We are aware that exercise contributes to maintaining mental sharpness, and PF4 seems to be involved in this process. In the future, there might be opportunities to develop therapies that harness the benefits of exercise for individuals unable to engage in regular physical activity.
Although these studies were conducted on mice, it is anticipated that these findings will likely apply to the human body as well. This suggests that PF4, as a “messenger of brain health,” could potentially offer multiple avenues for future treatments.

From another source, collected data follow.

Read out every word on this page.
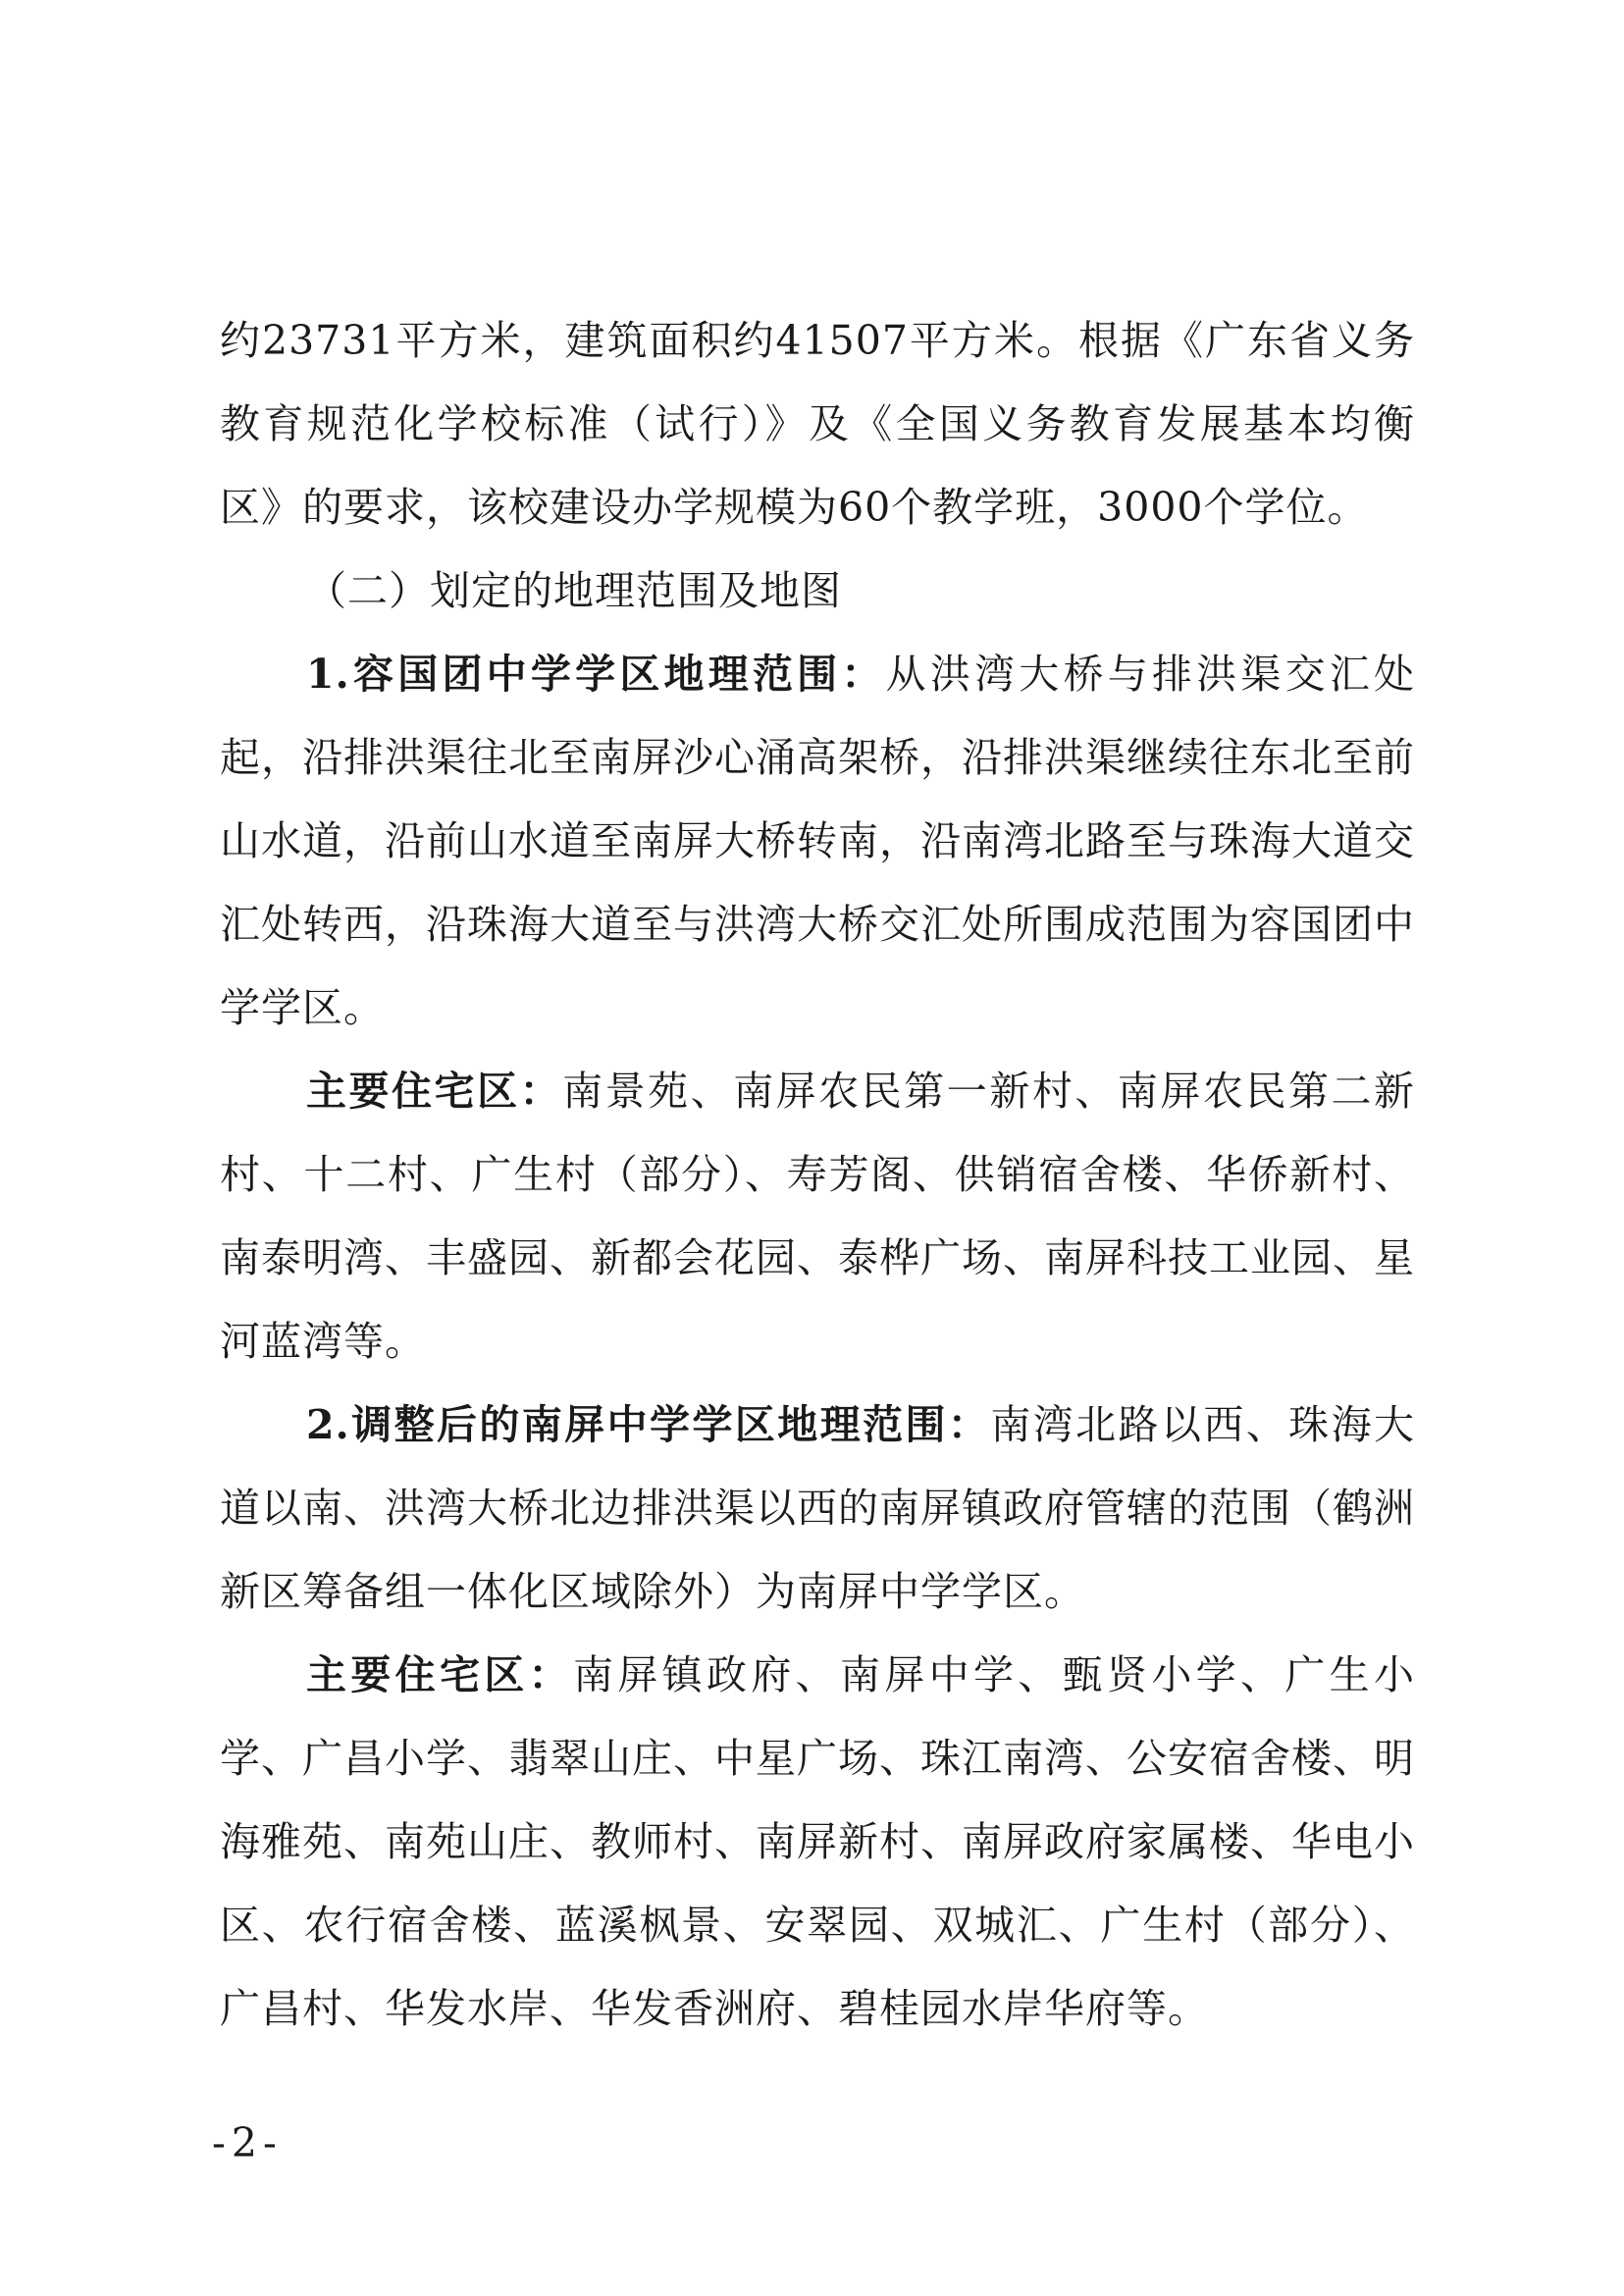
约23731平方米，建筑面积约41507平方米。根据《广东省义务教育规范化学校标准（试行）》及《全国义务教育发展基本均衡区》的要求，该校建设办学规模为60个教学班，3000个学位。

（二）划定的地理范围及地图

1.容国团中学学区地理范围：从洪湾大桥与排洪渠交汇处起，沿排洪渠往北至南屏沙心涌高架桥，沿排洪渠继续往东北至前山水道，沿前山水道至南屏大桥转南，沿南湾北路至与珠海大道交汇处转西，沿珠海大道至与洪湾大桥交汇处所围成范围为容国团中学学区。

主要住宅区：南景苑、南屏农民第一新村、南屏农民第二新村、十二村、广生村（部分）、寿芳阁、供销宿舍楼、华侨新村、南泰明湾、丰盛园、新都会花园、泰桦广场、南屏科技工业园、星河蓝湾等。

2.调整后的南屏中学学区地理范围：南湾北路以西、珠海大道以南、洪湾大桥北边排洪渠以西的南屏镇政府管辖的范围（鹤洲新区筹备组一体化区域除外）为南屏中学学区。

主要住宅区：南屏镇政府、南屏中学、甄贤小学、广生小学、广昌小学、翡翠山庄、中星广场、珠江南湾、公安宿舍楼、明海雅苑、南苑山庄、教师村、南屏新村、南屏政府家属楼、华电小区、农行宿舍楼、蓝溪枫景、安翠园、双城汇、广生村（部分）、广昌村、华发水岸、华发香洲府、碧桂园水岸华府等。

-2-
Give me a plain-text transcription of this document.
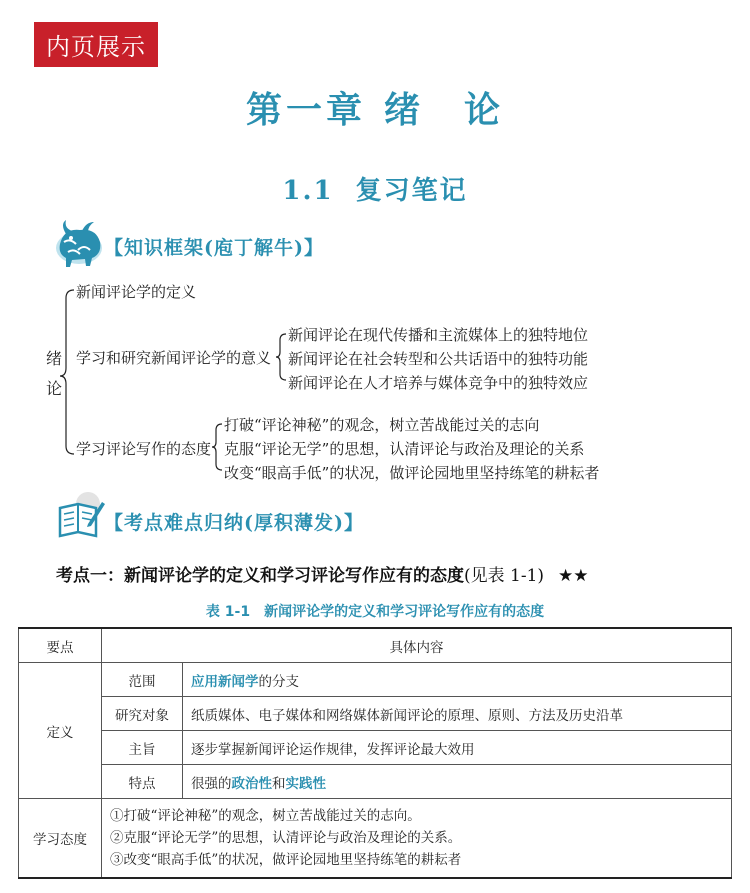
内页展示
第一章 绪　论
1.1 复习笔记
【知识框架(庖丁解牛)】
绪
论
新闻评论学的定义
学习和研究新闻评论学的意义
新闻评论在现代传播和主流媒体上的独特地位
新闻评论在社会转型和公共话语中的独特功能
新闻评论在人才培养与媒体竞争中的独特效应
学习评论写作的态度
打破“评论神秘”的观念，树立苦战能过关的志向
克服“评论无学”的思想，认清评论与政治及理论的关系
改变“眼高手低”的状况，做评论园地里坚持练笔的耕耘者
【考点难点归纳(厚积薄发)】
考点一：新闻评论学的定义和学习评论写作应有的态度(见表 1-1) ★★
表 1-1 新闻评论学的定义和学习评论写作应有的态度
要点	具体内容	
定义	范围	应用新闻学的分支
	研究对象	纸质媒体、电子媒体和网络媒体新闻评论的原理、原则、方法及历史沿革
	主旨	逐步掌握新闻评论运作规律，发挥评论最大效用
	特点	很强的政治性和实践性
学习态度	①打破“评论神秘”的观念，树立苦战能过关的志向。
②克服“评论无学”的思想，认清评论与政治及理论的关系。
③改变“眼高手低”的状况，做评论园地里坚持练笔的耕耘者	
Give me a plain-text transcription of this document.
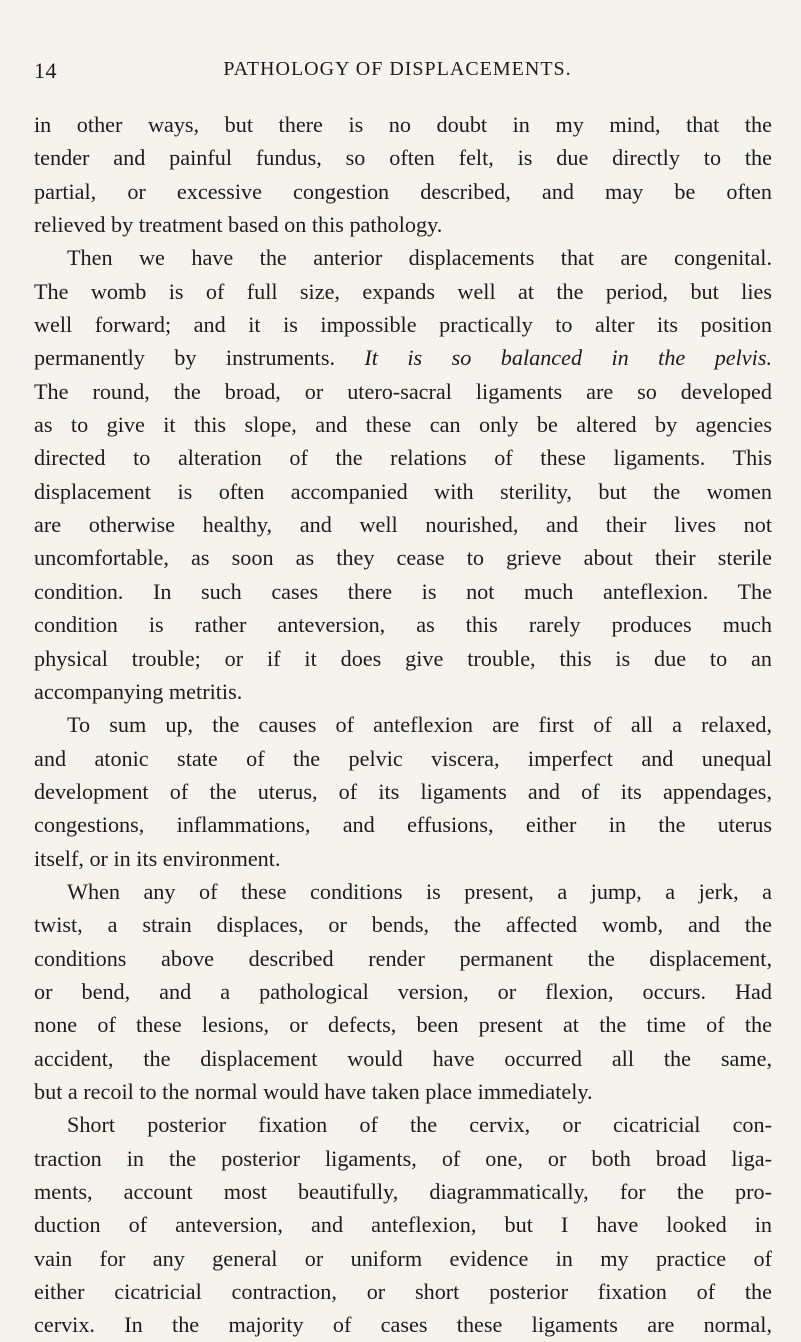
14	PATHOLOGY OF DISPLACEMENTS.
in other ways, but there is no doubt in my mind, that the
tender and painful fundus, so often felt, is due directly to the
partial, or excessive congestion described, and may be often
relieved by treatment based on this pathology.
Then we have the anterior displacements that are congenital.
The womb is of full size, expands well at the period, but lies
well forward; and it is impossible practically to alter its position
permanently by instruments. It is so balanced in the pelvis.
The round, the broad, or utero-sacral ligaments are so developed
as to give it this slope, and these can only be altered by agencies
directed to alteration of the relations of these ligaments. This
displacement is often accompanied with sterility, but the women
are otherwise healthy, and well nourished, and their lives not
uncomfortable, as soon as they cease to grieve about their sterile
condition. In such cases there is not much anteflexion. The
condition is rather anteversion, as this rarely produces much
physical trouble; or if it does give trouble, this is due to an
accompanying metritis.
To sum up, the causes of anteflexion are first of all a relaxed,
and atonic state of the pelvic viscera, imperfect and unequal
development of the uterus, of its ligaments and of its appendages,
congestions, inflammations, and effusions, either in the uterus
itself, or in its environment.
When any of these conditions is present, a jump, a jerk, a
twist, a strain displaces, or bends, the affected womb, and the
conditions above described render permanent the displacement,
or bend, and a pathological version, or flexion, occurs. Had
none of these lesions, or defects, been present at the time of the
accident, the displacement would have occurred all the same,
but a recoil to the normal would have taken place immediately.
Short posterior fixation of the cervix, or cicatricial con-
traction in the posterior ligaments, of one, or both broad liga-
ments, account most beautifully, diagrammatically, for the pro-
duction of anteversion, and anteflexion, but I have looked in
vain for any general or uniform evidence in my practice of
either cicatricial contraction, or short posterior fixation of the
cervix. In the majority of cases these ligaments are normal,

“Realizing that three separate interventions coincidentally converged on platelet factors left us astounded. This truly underscores the validity and reproducibility of this biological discovery.”UCSF neurologist Dena Dubal
Identifying therapeutics to delay, and potentially reverse, age-related cognitive decline is critical in light of the increased incidence of dementia-related disorders forecasted in the growing older population1. Here we show that platelet factors transfer the benefits of young blood to the ageing brain. Systemic exposure of aged male mice to a fraction of blood plasma from young mice containing platelets decreased neuroinflammation in the hippocampus at the transcriptional and cellular level and ameliorated hippocampal-dependent cognitive impairments. Circulating levels of the platelet-derived chemokine platelet factor 4 (PF4) (also known as CXCL4) were elevated in blood plasma preparations of young mice and humans relative to older individuals. Systemic administration of exogenous PF4 attenuated age-related hippocampal neuroinflammation, elicited synaptic-plasticity-related molecular changes and improved cognition in aged mice. We implicate decreased levels of circulating pro-ageing immune factors and restoration of the ageing peripheral immune system in the beneficial effects of systemic PF4 on the aged brain. Mechanistically, we identified CXCR3 as a chemokine receptor that, in part, mediates the cellular, molecular and cognitive benefits of systemic PF4 on the aged brain. Together, our data identify platelet-derived factors as potential therapeutic targets to abate inflammation and rescue cognition in old age.